There are distinctions between human and computer intelligence. The limitations of computer programs depend on their designer's ability. We do not understand entirely how the human brain functions and so cannot duplicate this to computers. When humans perform better than computers, the programmer’s lack of knowledge shows. Possibly, machine intelligence can be beneficially different to humans.
Four desired outcomes are pursued in AI:
1. Computers with the ability to think as humans;
2. Computers with the ability to act like humans;
3. Computers with the ability to think rationally;
4. Computers with the ability to act rationally.
Disagreement centres on humans and rationality. That is not to say we are irrational, but we do make mistakes. Human based methods centre on experimental science. The rationalist method involves math and engineering. Each side occasionally criticises the work of the other side. Still, each side has achieved significant outcomes.
Alan Turing developed the Turing Test in 1950 to state when a machine is intelligent. Turing stated intelligence as being able to achieve human level reasoning. A human questions a computer that passes a test if they do not know they are questioning a computer. The computer needs to have the following:
· Language understanding to communicate successfully;
· Be able to store information before or during the questioning;
· Ability to reason, to answer questions and reach conclusions;
· The ability to learn and adjust to a new situation.
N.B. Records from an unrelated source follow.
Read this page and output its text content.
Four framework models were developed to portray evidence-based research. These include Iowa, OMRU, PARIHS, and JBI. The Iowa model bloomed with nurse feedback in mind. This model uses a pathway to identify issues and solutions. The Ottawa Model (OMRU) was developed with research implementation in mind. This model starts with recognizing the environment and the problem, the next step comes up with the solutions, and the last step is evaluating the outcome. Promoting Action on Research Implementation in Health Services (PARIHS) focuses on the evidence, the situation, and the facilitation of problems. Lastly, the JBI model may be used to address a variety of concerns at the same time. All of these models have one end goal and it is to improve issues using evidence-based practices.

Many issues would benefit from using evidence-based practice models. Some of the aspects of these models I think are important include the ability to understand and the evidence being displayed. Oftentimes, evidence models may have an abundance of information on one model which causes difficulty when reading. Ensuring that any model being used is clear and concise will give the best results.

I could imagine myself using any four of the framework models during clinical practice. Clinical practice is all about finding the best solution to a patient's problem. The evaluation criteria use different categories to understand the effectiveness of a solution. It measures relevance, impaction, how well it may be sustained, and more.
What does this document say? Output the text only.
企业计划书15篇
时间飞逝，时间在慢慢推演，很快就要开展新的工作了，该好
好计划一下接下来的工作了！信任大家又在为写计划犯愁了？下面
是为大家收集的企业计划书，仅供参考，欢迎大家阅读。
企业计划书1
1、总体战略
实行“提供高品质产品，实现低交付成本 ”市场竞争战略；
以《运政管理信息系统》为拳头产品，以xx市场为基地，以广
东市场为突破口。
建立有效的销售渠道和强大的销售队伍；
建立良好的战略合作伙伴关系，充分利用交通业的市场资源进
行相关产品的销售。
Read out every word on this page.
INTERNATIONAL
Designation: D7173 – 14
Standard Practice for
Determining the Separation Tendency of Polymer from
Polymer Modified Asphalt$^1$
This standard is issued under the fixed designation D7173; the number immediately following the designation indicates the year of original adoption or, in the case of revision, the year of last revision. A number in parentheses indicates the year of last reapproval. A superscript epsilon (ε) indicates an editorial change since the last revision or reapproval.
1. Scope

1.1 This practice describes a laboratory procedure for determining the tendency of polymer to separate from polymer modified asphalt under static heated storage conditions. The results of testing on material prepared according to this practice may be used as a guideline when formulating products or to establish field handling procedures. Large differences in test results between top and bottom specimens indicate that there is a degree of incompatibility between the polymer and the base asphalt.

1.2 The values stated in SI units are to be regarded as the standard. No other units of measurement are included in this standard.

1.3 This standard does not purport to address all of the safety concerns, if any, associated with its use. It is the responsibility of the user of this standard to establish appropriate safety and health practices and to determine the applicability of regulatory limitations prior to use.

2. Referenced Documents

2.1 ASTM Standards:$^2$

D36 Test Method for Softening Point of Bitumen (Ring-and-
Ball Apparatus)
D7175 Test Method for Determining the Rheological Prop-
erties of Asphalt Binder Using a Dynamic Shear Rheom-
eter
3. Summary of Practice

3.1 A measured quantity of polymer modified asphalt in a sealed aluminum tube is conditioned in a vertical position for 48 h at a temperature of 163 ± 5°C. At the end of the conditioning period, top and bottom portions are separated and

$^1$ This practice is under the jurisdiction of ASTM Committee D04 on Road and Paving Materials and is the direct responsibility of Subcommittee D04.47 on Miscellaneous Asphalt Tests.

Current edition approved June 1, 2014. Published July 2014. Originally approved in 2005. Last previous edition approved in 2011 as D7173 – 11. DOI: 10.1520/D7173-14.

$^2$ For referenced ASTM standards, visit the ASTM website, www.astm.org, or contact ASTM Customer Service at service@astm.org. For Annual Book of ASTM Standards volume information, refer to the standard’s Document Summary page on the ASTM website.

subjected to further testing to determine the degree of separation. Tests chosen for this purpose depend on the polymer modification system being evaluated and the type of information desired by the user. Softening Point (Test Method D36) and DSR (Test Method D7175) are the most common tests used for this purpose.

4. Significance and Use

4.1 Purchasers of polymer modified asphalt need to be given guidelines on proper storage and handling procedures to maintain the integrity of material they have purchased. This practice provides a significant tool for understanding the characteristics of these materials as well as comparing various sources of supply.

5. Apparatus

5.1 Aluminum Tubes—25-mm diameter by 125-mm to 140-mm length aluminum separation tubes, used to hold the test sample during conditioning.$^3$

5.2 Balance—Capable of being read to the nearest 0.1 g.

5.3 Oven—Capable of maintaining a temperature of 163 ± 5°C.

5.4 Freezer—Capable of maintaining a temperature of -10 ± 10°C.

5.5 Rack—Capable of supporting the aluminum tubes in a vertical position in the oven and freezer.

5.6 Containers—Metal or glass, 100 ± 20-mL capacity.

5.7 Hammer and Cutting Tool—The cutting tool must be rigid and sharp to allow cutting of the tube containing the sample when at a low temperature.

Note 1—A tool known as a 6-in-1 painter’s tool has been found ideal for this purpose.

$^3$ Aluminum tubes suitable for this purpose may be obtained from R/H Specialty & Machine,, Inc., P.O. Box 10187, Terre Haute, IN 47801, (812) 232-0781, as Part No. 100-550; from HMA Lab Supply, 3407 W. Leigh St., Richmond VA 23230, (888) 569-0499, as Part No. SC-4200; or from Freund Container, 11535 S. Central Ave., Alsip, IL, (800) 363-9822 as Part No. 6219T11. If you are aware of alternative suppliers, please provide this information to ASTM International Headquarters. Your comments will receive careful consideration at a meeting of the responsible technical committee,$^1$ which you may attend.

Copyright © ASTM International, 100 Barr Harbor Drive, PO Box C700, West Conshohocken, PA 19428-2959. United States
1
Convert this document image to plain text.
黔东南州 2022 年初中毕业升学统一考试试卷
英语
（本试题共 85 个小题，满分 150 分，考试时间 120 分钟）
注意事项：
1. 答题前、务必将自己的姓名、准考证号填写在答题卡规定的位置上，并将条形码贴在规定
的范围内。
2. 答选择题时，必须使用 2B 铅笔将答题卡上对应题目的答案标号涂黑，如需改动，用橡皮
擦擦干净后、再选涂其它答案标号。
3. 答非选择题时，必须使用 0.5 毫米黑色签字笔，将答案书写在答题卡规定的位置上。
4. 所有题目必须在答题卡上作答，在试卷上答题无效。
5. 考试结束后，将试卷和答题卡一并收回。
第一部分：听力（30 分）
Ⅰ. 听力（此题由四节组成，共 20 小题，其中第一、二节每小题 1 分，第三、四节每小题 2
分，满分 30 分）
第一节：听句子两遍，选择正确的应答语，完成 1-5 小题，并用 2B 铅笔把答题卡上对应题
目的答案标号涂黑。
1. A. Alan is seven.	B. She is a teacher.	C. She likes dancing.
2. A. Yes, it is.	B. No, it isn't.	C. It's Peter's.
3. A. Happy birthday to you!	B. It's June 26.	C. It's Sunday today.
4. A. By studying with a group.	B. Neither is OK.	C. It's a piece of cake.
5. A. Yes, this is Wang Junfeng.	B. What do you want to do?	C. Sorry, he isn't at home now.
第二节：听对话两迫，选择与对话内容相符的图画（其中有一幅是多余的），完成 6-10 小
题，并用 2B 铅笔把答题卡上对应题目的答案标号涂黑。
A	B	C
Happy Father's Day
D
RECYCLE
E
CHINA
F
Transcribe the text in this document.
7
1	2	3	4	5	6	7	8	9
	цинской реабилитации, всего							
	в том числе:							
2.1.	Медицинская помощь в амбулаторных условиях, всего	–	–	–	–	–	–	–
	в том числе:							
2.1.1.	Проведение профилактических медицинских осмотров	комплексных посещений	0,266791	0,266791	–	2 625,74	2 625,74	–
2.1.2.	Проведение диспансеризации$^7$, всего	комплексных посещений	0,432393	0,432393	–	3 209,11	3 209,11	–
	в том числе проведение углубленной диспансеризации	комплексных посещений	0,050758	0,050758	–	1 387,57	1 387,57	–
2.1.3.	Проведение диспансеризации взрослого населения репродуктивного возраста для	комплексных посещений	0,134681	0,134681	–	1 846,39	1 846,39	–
· Vision to discern objects;
· Robotics for mobility.
We must determine how humans think before we claim a program can think like a human. Cognitive modelling involves computer AI with human psychology to develop accurate models to test the human mind. With a sufficient theory of the mind, it becomes possible to convey this to a computer program.
Greek philosopher Aristotle was the first to identify reasoning. This began the field of logic. By 1965, programs existed, with enough time and memory spent on a logic problem, solve the problem. AI is trying to build on these programs to make intelligent systems. This is called the Laws of Thought approach. This is no easy task. Taking informal knowledge and changing it to formal logic when the knowledge is uncertain is difficult. Solving a theoretical problem differs from solving it practically.
AI involves the study and building of rational systems. Acting rationally is to reason logically to try to reach one’s goals and then form a conclusion. AI rationality has two advantages. One, the method is more general than the laws of thought method. Two, it is more responsive to science than methods based on human behaviour or thought. Rationality involves clear interpretation.
AI researchers see the need for new basic ideas to achieve duplicated human intelligence. Since the 1940’s the idea of a machine learning like a child seemed possible. This will be true one day. Computers need to increase their knowledge of language enough to be able to learn from reading.
Hitech became the first computer program to beat a champion chess player. Chess strategies only require limited intellectual skills. There lays the limit of the computer’s intelligence. Today’s machines need high computations to understand. Increased knowledge of these mechanisms will lead to fewer computations.
There are many branches of AI. Logical AI involves mathematical logical language in a program to gain knowledge and reach goals. AI search programs often study large numbers of probabilities, eg. chess game moves. Ways are constantly being found to do this proficiently. A pattern recognition program studies and compares what it sees with a pattern. AI matches nose and eyes with a face in a police id composite. Knowledge is represented with a representation program. Epistemology is the study of the types of knowledge needed for solving problems. Planning programs begin with facts on the effects of action, on a given situation and a description of the goal. A generated strategy achieves the goal.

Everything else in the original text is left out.